Published: 08 Sep 2015 - 10:38 am | Last Updated: 02 Nov 2021 - 02:52 am
Peninsula

Customers buy goods at the Homeplus retail store, South Korea’s number two supermarket chain, in Seoul, yesterday. 

LONDON/SEOUL: Tesco is selling its South Korean arm to a group led by private equity firm MBK Partners for $6.1bn, it said yesterday, as the British supermarket retreats from foreign markets to focus on reviving its troubled domestic business.
The sale of Homeplus, its largest overseas asset, represents the first large divestment by Tesco boss Dave Lewis, who wants to slash debt and rid the firm of its junk credit rating after its profits were battered by market share losses to discounters Aldi and Lidl in Britain and by an accounting scandal. It follows Tesco’s costly exits from Japan and the United States, as well as a reduction of its exposure to China, under previous management and highlights the difficulty Western retailers have had away from their home markets.
Tesco has agreed to sell Homeplus to investors led by MBK and including the Canada Pension Plan Investment Board, Public Sector Pension Investment Board and Temasek Holdings.
“This sale realises material value for shareholders and allows us to make significant progress on our strategic priority of protecting and strengthening our balance sheet,” said Lewis, a former Unilever executive who was hired last September to lead Tesco’s turnaround.

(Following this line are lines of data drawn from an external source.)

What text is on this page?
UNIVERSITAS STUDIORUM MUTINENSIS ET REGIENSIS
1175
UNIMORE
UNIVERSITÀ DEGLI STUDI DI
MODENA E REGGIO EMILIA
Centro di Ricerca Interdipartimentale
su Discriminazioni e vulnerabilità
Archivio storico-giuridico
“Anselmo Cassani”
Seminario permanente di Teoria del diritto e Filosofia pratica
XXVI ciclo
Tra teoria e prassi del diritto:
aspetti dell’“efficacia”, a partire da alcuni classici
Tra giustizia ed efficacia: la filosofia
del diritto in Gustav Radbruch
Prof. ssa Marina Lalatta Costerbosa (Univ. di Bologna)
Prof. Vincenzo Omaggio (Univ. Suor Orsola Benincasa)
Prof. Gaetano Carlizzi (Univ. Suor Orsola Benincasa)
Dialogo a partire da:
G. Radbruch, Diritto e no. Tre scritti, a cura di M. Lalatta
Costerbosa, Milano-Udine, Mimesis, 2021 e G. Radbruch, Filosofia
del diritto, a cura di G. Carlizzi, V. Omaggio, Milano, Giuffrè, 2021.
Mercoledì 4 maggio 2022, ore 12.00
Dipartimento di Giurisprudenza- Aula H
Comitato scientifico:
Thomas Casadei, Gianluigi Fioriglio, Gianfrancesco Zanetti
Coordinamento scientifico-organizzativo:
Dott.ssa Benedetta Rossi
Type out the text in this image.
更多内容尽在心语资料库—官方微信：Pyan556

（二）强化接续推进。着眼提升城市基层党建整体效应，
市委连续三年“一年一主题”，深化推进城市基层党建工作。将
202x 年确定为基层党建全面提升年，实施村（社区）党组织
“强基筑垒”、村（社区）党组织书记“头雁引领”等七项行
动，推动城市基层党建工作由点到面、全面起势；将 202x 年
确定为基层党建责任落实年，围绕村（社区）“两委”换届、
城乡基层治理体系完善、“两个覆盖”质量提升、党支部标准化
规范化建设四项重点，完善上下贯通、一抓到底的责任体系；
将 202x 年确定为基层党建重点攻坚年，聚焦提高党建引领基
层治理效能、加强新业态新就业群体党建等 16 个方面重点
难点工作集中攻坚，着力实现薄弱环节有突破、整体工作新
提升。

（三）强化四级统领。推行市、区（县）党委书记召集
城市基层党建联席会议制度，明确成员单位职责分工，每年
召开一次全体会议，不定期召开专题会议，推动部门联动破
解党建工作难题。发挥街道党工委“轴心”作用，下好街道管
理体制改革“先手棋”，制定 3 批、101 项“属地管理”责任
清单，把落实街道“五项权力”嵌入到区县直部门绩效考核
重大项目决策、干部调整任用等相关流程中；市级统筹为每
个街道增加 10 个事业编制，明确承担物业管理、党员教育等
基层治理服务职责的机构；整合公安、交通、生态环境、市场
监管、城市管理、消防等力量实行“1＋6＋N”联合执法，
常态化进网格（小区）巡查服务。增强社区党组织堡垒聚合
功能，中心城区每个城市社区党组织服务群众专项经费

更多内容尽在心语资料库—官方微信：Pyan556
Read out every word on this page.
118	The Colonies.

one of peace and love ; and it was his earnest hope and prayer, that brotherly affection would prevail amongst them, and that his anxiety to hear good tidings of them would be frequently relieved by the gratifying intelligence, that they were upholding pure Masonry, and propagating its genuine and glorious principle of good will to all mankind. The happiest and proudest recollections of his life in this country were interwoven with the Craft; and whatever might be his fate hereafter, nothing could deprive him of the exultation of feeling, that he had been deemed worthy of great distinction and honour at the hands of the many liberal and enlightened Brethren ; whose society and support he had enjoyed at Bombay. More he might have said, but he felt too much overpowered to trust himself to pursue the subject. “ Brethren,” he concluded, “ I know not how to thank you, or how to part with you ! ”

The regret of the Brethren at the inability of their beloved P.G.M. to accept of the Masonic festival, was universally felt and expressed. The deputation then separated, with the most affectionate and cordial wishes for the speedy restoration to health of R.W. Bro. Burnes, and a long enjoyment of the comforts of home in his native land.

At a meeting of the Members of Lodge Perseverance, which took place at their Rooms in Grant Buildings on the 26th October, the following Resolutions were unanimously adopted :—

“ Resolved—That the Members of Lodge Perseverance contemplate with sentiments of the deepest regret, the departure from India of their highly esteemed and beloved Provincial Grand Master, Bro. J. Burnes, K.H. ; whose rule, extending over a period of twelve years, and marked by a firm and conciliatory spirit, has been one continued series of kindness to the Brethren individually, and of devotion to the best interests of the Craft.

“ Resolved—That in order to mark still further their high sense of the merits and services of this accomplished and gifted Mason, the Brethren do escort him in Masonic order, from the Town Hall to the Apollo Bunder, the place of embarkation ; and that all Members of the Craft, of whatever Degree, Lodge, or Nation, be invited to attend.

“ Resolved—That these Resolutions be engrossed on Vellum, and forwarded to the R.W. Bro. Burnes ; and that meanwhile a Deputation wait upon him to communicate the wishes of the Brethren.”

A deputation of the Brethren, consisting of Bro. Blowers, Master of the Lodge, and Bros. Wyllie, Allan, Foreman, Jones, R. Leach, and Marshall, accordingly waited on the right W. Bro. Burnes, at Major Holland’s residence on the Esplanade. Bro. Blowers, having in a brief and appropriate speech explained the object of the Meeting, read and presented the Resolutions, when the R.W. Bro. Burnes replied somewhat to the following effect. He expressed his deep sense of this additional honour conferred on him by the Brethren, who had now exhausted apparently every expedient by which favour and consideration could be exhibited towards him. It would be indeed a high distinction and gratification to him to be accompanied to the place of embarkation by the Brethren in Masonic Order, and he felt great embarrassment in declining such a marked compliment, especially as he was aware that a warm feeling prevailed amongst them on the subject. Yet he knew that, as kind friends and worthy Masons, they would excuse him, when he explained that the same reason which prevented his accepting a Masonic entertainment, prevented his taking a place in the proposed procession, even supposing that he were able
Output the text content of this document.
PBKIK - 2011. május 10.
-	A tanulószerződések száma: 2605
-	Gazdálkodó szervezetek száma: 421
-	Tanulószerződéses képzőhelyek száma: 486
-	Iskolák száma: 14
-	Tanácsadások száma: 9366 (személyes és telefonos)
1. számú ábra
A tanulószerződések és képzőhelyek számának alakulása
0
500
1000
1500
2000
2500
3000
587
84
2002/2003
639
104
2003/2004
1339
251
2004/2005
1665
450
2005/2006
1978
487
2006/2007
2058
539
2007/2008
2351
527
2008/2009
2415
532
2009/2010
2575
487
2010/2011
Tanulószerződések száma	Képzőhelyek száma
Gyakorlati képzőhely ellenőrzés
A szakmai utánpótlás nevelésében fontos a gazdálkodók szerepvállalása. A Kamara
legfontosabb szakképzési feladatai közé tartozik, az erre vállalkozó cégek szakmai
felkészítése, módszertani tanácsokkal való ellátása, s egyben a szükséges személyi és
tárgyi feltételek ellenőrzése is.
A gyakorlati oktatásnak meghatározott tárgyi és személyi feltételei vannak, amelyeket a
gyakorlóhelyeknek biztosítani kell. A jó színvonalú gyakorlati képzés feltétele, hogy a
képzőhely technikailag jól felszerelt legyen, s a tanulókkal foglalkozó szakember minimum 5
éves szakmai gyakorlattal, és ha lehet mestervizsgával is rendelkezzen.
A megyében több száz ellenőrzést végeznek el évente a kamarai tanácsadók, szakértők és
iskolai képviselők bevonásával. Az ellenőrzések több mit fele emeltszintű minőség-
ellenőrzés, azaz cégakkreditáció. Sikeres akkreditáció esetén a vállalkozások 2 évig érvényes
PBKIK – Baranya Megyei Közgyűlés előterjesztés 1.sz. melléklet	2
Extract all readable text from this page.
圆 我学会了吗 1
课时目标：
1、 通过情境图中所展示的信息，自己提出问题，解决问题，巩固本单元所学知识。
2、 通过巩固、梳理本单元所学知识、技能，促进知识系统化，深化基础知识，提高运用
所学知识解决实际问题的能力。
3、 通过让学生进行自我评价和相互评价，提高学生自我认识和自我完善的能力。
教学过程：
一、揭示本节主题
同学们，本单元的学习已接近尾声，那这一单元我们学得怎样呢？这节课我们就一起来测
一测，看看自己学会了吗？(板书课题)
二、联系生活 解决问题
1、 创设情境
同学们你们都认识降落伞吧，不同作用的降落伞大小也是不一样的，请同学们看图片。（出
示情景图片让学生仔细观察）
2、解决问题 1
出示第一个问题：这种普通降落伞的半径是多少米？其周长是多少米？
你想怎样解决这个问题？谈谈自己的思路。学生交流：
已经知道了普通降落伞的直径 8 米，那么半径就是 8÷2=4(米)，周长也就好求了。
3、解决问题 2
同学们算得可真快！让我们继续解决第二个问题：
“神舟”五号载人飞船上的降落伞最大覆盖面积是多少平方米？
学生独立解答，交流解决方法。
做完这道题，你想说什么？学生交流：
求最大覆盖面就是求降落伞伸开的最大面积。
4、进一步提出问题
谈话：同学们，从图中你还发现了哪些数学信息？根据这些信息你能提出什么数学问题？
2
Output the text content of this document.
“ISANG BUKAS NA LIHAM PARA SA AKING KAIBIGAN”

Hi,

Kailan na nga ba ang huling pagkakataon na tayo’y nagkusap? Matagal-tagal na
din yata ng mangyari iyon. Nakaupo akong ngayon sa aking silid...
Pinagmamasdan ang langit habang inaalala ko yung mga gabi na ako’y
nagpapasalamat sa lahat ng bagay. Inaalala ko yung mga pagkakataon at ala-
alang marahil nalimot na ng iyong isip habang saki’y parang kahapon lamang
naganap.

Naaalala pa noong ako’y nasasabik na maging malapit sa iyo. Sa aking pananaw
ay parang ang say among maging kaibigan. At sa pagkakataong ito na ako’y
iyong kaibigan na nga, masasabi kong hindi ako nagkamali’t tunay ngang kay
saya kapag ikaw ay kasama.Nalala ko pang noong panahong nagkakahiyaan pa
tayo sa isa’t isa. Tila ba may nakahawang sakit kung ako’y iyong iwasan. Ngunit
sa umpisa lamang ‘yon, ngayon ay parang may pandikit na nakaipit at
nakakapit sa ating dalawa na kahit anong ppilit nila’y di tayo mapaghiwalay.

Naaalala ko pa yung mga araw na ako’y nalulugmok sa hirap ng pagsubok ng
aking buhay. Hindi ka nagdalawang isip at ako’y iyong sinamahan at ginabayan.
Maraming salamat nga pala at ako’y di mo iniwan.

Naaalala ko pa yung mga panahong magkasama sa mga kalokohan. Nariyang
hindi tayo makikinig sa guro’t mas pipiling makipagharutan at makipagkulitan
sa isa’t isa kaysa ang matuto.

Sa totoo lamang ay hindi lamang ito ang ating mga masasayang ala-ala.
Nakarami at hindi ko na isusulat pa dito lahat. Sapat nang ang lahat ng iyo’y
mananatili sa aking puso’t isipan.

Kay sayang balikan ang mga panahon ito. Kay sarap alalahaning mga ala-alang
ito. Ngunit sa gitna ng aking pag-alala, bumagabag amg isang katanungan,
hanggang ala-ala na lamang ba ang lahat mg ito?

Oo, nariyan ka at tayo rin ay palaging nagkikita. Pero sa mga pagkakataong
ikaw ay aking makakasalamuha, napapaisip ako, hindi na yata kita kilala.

Under the terms of the largest-ever private equity transaction in Asia, Tesco will receive £4bn ($6.1bn) in cash. After adjustments for tax and transaction costs, the net cash proceeds, to be received in a combination of US dollars and Korean won, will be around £3.35bn. Tesco said the Homeplus disposal would reduce its total indebtedness, which stood at £21.7bn as of end-February 2015, by £4.225bn.